Korallen faszinieren die Menschen schon seit Jahrtausenden. Heute werden sie zu den Nesseltieren gerechnet, doch früher hielt man sie für Steine oder Pflanzen. In Amulettform sollten sie gegen böse Blicke schützen und Krankheiten heilen. Seit jeher begeistern Korallen die Menschen aber auch schlicht mit ihrer Schönheit und Rätselhaftigkeit: „Zwischen hart und weich, zwischen stabilem Skelett und fleischigem Körper, zwischen versteinerter Hülle und pulsierenden Polypen entsteht ein neuer Spielraum für die Vorstellung eines Tierwesens, das aus unendlich vielen Einzeltieren besteht und Kathedralen auf dem Meeresgrund errichtet“.

In Persons Buch lernen wir, wie vielgestaltig die Korallen aufgrund ihrer Eigenschaften die Geistesgeschichte beeinflusst haben. Prägend war zunächst der Entstehungsmythos in Ovids „Metamorphosen“. Nachdem Perseus die besiegte Medusa auf Seetang bettete, verfärbte sich dieser durch das Blut, das vom Haupt der Gorgone tropfte. Dann verhärtete sich der Seetang zu Korallenstöcken und wurde über das Meer verteilt. Person spürt den Gründen nach, warum die Korallen in allen Zeiten die „mustergültigen Metamorphosekünstler“ waren. Sie sieht in ihnen „Sonderfälle des Versteinerns“, da in ihren Verzweigungen der Augenblick der Verwandlung wie festgehalten wirkt. Neben dem neuen Zustand sei auch der Alte weiter sichtbar. Was Korallen mit Psychoanalyse und der Arbeiterklasse zu tun haben, auch das erfahren wir in Persons Buch. Letztere beide sind Kräfte, die im 19. Jahrhundert „aus einer bislang verborgenen Tiefe nach oben drängen“. Der britische Ökonom Richard Jones überträgt die riffbauenden Korallen auf die Schicht der alten und neuen Arbeiter, Karl Marx folgt ihm im „Kapital“, wenn er die Organisationsweise der Korallen – jedes Individuum führt der gesamten Gruppe Nahrung zu –  dem kapitalistischen System entgegenstellt.   

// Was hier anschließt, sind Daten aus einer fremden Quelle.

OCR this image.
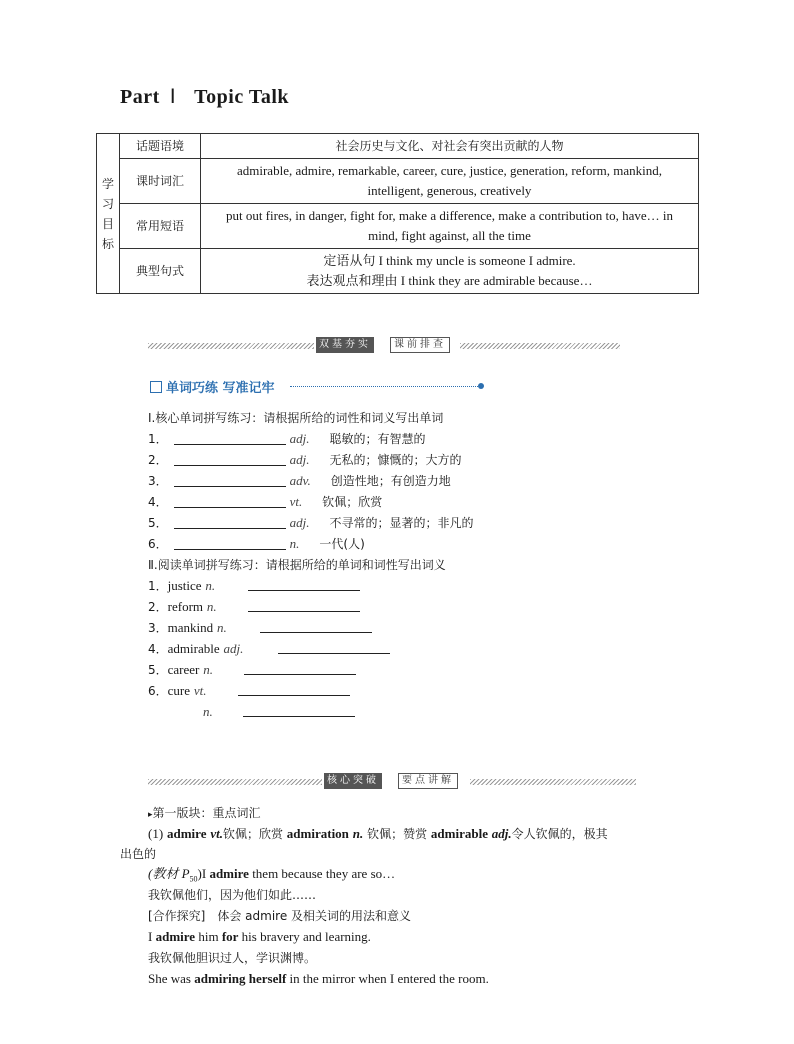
Part Ⅰ Topic Talk
学
习
目
标	话题语境	社会历史与文化、对社会有突出贡献的人物
	课时词汇	admirable, admire, remarkable, career, cure, justice, generation, reform, mankind,
intelligent, generous, creatively
	常用短语	put out fires, in danger, fight for, make a difference, make a contribution to, have… in
mind, fight against, all the time
	典型句式	定语从句 I think my uncle is someone I admire.
表达观点和理由 I think they are admirable because…
双基夯实	课前排查
单词巧练 写准记牢
Ⅰ.核心单词拼写练习：请根据所给的词性和词义写出单词
1．	adj. 聪敏的；有智慧的
2．	adj. 无私的；慷慨的；大方的
3．	adv. 创造性地；有创造力地
4．	vt. 钦佩；欣赏
5．	adj. 不寻常的；显著的；非凡的
6．	n. 一代(人)
Ⅱ.阅读单词拼写练习：请根据所给的单词和词性写出词义
1．justice n.
2．reform n.
3．mankind n.
4．admirable adj.
5．career n.
6．cure vt.
n.
核心突破	要点讲解
▸第一版块：重点词汇
(1) admire vt.钦佩；欣赏 admiration n. 钦佩；赞赏 admirable adj.令人钦佩的，极其
出色的
(教材 $P_{50})I$ admire them because they are so…
我钦佩他们，因为他们如此……
[合作探究]　体会 admire 及相关词的用法和意义
I admire him for his bravery and learning.
我钦佩他胆识过人，学识渊博。
She was admiring herself in the mirror when I entered the room.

Doch auch in den gegenwärtigen Geisteswissenschaften wird die Koralle gerne herangezogen, um Ideen zu veranschaulichen. Nicht nur weil in ihnen Lebendes und Totes, Organisches und Nichtorganisches ineinander übergehen. (Korallenriffe gründen, wie Person es formuliert, „auf den Toten, die sie selbst produziert haben“.) Sondern auch, weil sich die Korallen vielgliedrig gabeln und in alle Richtungen auswachsen. So bezieht sich die amerikanische Wissenschaftstheoretikerin Donna Haraway auf die Korallen, wenn sie ein „tentakuläres Denken“ fordert. Darin inbegriffen ist, die anderen Spezies auf Augenhöhe zu sehen und die ungebremste Ausbeutung der natürlichen Ressourcen zu beenden.

Die „schöne rote Farbe“ der Koralle ist durch die Jahrhunderte auf zahlreichen Gemälden ein beeindruckender Blickfang. Wie alle Ausgaben der Reihe „Naturkunden“ ist auch dieses Buch reich gesegnet mit Abbildungen in hochwertiger Qualität und exzellenter Farbwiedergabe.

Weiter beschäftigt sich Person mit Korallen in der Literatur und mit der Entdeckung der Koralle als Tier durch Peyssonnel im 18. Jahrhundert. Wie erfahren etwas über die „Salonaquarien“ im viktorianischen Zeitalter, die die Korallen in die menschlichen Behausungen brachten. Nicht zuletzt geht es auch um die Bedrohung der Korallen durch den Klimawandel.

Besonders gut hat mir das Kapitel „Sie sind unter uns“ gefallen, in welchem Person ihre Impressionen während einer Tauchexpedition in der Andamanensee in Thailand schildert. Nicht nur hier schreibt Person sehr anschaulich und atmosphärisch, so dass die Lektüre niemals trocken gerät. Abgerundet wird das Buch durch eine Reihe Portraits der verschiedenen Korallensorten.

Fazit

Es ist eine Freude diesen Band zu lesen und zu betrachten. Aufgrund der phantastischen Gestaltung auch hervorragend zum Verschenken geeignet.